PhillyDeals: Peltz gets help in pressuring DuPont
Shares of DuPont Co. rose 4.6 percent on Monday - topping the Dow Jones industrial average and landing at No. 2 on the S&P 500 - as traders applauded the decision by Institutional Shareholder Services (ISS), a Maryland-based advisory firm, to back billionaire activist Nelson Peltz's antimanagement campaign to join the Wilmington industrial giant's board.
Shares of DuPont Co. rose 4.6 percent on Monday - topping the Dow Jones industrial average and landing at No. 2 on the S&P 500 - as traders applauded the decision by Institutional Shareholder Services (ISS), a Maryland-based advisory firm, to back billionaire activist Nelson Peltz's antimanagement campaign to join the Wilmington industrial giant's board.
"The dissidents are onto something in their critique," ISS said in a report questioning DuPont's sales and profits record.
ISS backed Peltz, founder of Trian Fund Management L.P., which manages $10 billion in assets, and his ally John Myers, an ex-GE Capital executive, for seats on DuPont's 12-member board. Shareholders are voting by mail and at the May 13 annual meeting.
"This is a victory for Peltz," Charles Elson, a finance professor who heads the corporate governance center at the University of Delaware, told me. "ISS will swing 20 to 40 percent of a vote. In a close case like this, that's quite significant."
DuPont boss Ellen Kullman has used last week's quarterly earnings report and near-daily letters to shareholders to defend her record of cutting costs and spinning off businesses. But Peltz says DuPont repeatedly fails to meet its own sales and profit targets, and needs to reconsider its complex business mix and management.
"The fact they buy his story is not helpful to DuPont," Elson added. "It's a big shot in the arm for Peltz."
ISS withheld endorsements for four DuPont directors targeted by Peltz, including lead director Alexander Cutler, chief executive of Eaton Corp. Nor did it back two other insurgents supported by Peltz. ISS did approve votes for Kullman and seven Kullman-backed candidates, including former Tyco International boss Edward Breen, and founding-family descendant Eleuthere I. du Pont.

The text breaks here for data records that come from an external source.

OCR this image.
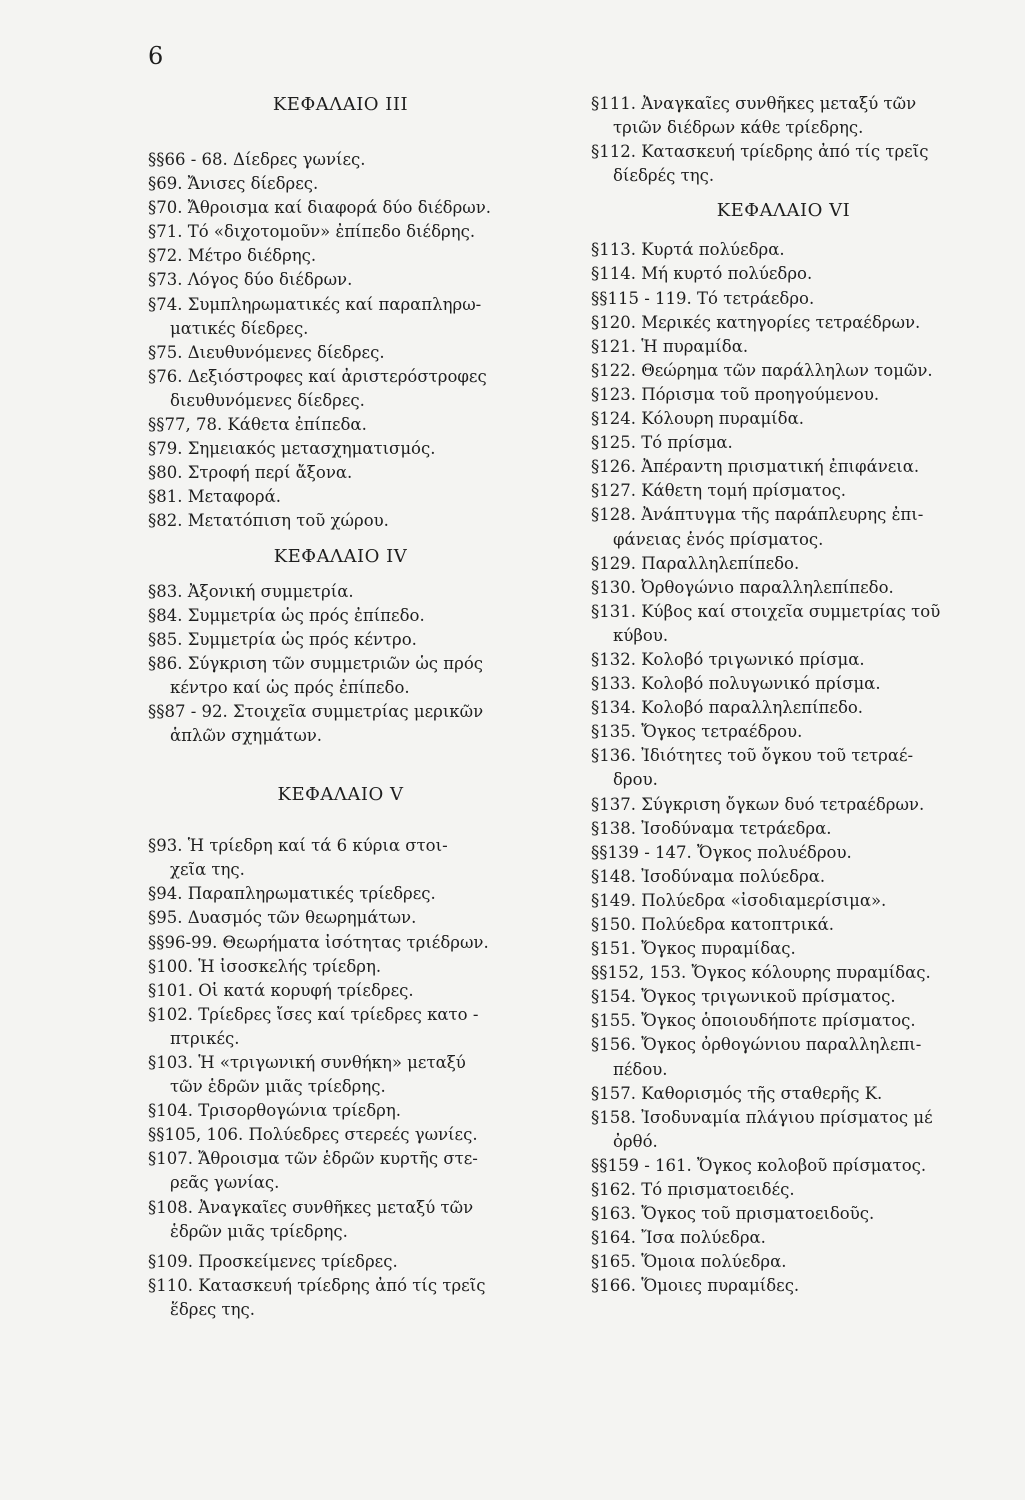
6
ΚΕΦΑΛΑΙΟ ΙΙΙ
§§66 - 68. Δίεδρες γωνίες.
§69. Ἄνισες δίεδρες.
§70. Ἄθροισμα καί διαφορά δύο διέδρων.
§71. Τό «διχοτομοῦν» ἐπίπεδο διέδρης.
§72. Μέτρο διέδρης.
§73. Λόγος δύο διέδρων.
§74. Συμπληρωματικές καί παραπληρω-
ματικές δίεδρες.
§75. Διευθυνόμενες δίεδρες.
§76. Δεξιόστροφες καί ἀριστερόστροφες
διευθυνόμενες δίεδρες.
§§77, 78. Κάθετα ἐπίπεδα.
§79. Σημειακός μετασχηματισμός.
§80. Στροφή περί ἄξονα.
§81. Μεταφορά.
§82. Μετατόπιση τοῦ χώρου.
ΚΕΦΑΛΑΙΟ ΙV
§83. Ἀξονική συμμετρία.
§84. Συμμετρία ὡς πρός ἐπίπεδο.
§85. Συμμετρία ὡς πρός κέντρο.
§86. Σύγκριση τῶν συμμετριῶν ὡς πρός
κέντρο καί ὡς πρός ἐπίπεδο.
§§87 - 92. Στοιχεῖα συμμετρίας μερικῶν
ἁπλῶν σχημάτων.
ΚΕΦΑΛΑΙΟ V
§93. Ἡ τρίεδρη καί τά 6 κύρια στοι-
χεῖα της.
§94. Παραπληρωματικές τρίεδρες.
§95. Δυασμός τῶν θεωρημάτων.
§§96-99. Θεωρήματα ἰσότητας τριέδρων.
§100. Ἡ ἰσοσκελής τρίεδρη.
§101. Οἱ κατά κορυφή τρίεδρες.
§102. Τρίεδρες ἴσες καί τρίεδρες κατο -
πτρικές.
§103. Ἡ «τριγωνική συνθήκη» μεταξύ
τῶν ἑδρῶν μιᾶς τρίεδρης.
§104. Τρισορθογώνια τρίεδρη.
§§105, 106. Πολύεδρες στερεές γωνίες.
§107. Ἄθροισμα τῶν ἑδρῶν κυρτῆς στε-
ρεᾶς γωνίας.
§108. Ἀναγκαῖες συνθῆκες μεταξύ τῶν
ἑδρῶν μιᾶς τρίεδρης.
§109. Προσκείμενες τρίεδρες.
§110. Κατασκευή τρίεδρης ἀπό τίς τρεῖς
ἕδρες της.
§111. Ἀναγκαῖες συνθῆκες μεταξύ τῶν
τριῶν διέδρων κάθε τρίεδρης.
§112. Κατασκευή τρίεδρης ἀπό τίς τρεῖς
δίεδρές της.
ΚΕΦΑΛΑΙΟ VI
§113. Κυρτά πολύεδρα.
§114. Μή κυρτό πολύεδρο.
§§115 - 119. Τό τετράεδρο.
§120. Μερικές κατηγορίες τετραέδρων.
§121. Ἡ πυραμίδα.
§122. Θεώρημα τῶν παράλληλων τομῶν.
§123. Πόρισμα τοῦ προηγούμενου.
§124. Κόλουρη πυραμίδα.
§125. Τό πρίσμα.
§126. Ἀπέραντη πρισματική ἐπιφάνεια.
§127. Κάθετη τομή πρίσματος.
§128. Ἀνάπτυγμα τῆς παράπλευρης ἐπι-
φάνειας ἑνός πρίσματος.
§129. Παραλληλεπίπεδο.
§130. Ὀρθογώνιο παραλληλεπίπεδο.
§131. Κύβος καί στοιχεῖα συμμετρίας τοῦ
κύβου.
§132. Κολοβό τριγωνικό πρίσμα.
§133. Κολοβό πολυγωνικό πρίσμα.
§134. Κολοβό παραλληλεπίπεδο.
§135. Ὄγκος τετραέδρου.
§136. Ἰδιότητες τοῦ ὄγκου τοῦ τετραέ-
δρου.
§137. Σύγκριση ὄγκων δυό τετραέδρων.
§138. Ἰσοδύναμα τετράεδρα.
§§139 - 147. Ὄγκος πολυέδρου.
§148. Ἰσοδύναμα πολύεδρα.
§149. Πολύεδρα «ἰσοδιαμερίσιμα».
§150. Πολύεδρα κατοπτρικά.
§151. Ὄγκος πυραμίδας.
§§152, 153. Ὄγκος κόλουρης πυραμίδας.
§154. Ὄγκος τριγωνικοῦ πρίσματος.
§155. Ὄγκος ὁποιουδήποτε πρίσματος.
§156. Ὄγκος ὀρθογώνιου παραλληλεπι-
πέδου.
§157. Καθορισμός τῆς σταθερῆς Κ.
§158. Ἰσοδυναμία πλάγιου πρίσματος μέ
ὀρθό.
§§159 - 161. Ὄγκος κολοβοῦ πρίσματος.
§162. Τό πρισματοειδές.
§163. Ὄγκος τοῦ πρισματοειδοῦς.
§164. Ἴσα πολύεδρα.
§165. Ὅμοια πολύεδρα.
§166. Ὅμοιες πυραμίδες.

In earlier talks, DuPont had said it could accept GE veteran Myers on the board, but not Peltz.
ISS disputed Kullman's claim to credit for DuPont's recent share price increases, noting its value since Trian began pushing for change has been "disconnected from financial performance," and that earnings per share are down since 2011. DuPont has been "unable to address the hard truths these things reveal about the present" or to "manage the business more accountably," ISS said.
In a statement, Peltz called himself "deeply gratified" and repeated his call for shareholders to sign gold-colored proxy cards backing him and his allies. Trian has posted its critique of DuPont at www.DuPontCanBeGreat.com.
DuPont replied in a statement that ISS made a "wrong" endorsement and is "ignoring the success of our transformative strategy and the value-destructive nature of Trian's breakup agenda." (Kullman supporters are mailing in white cards backing incumbents.)
DuPont seeks to paint Peltz as a threat to science research who would raid the company for quick gains and burden it with debt.
ISS said Peltz is right to question how well DuPont is using R&D, after prior cuts, to build products that boost sales.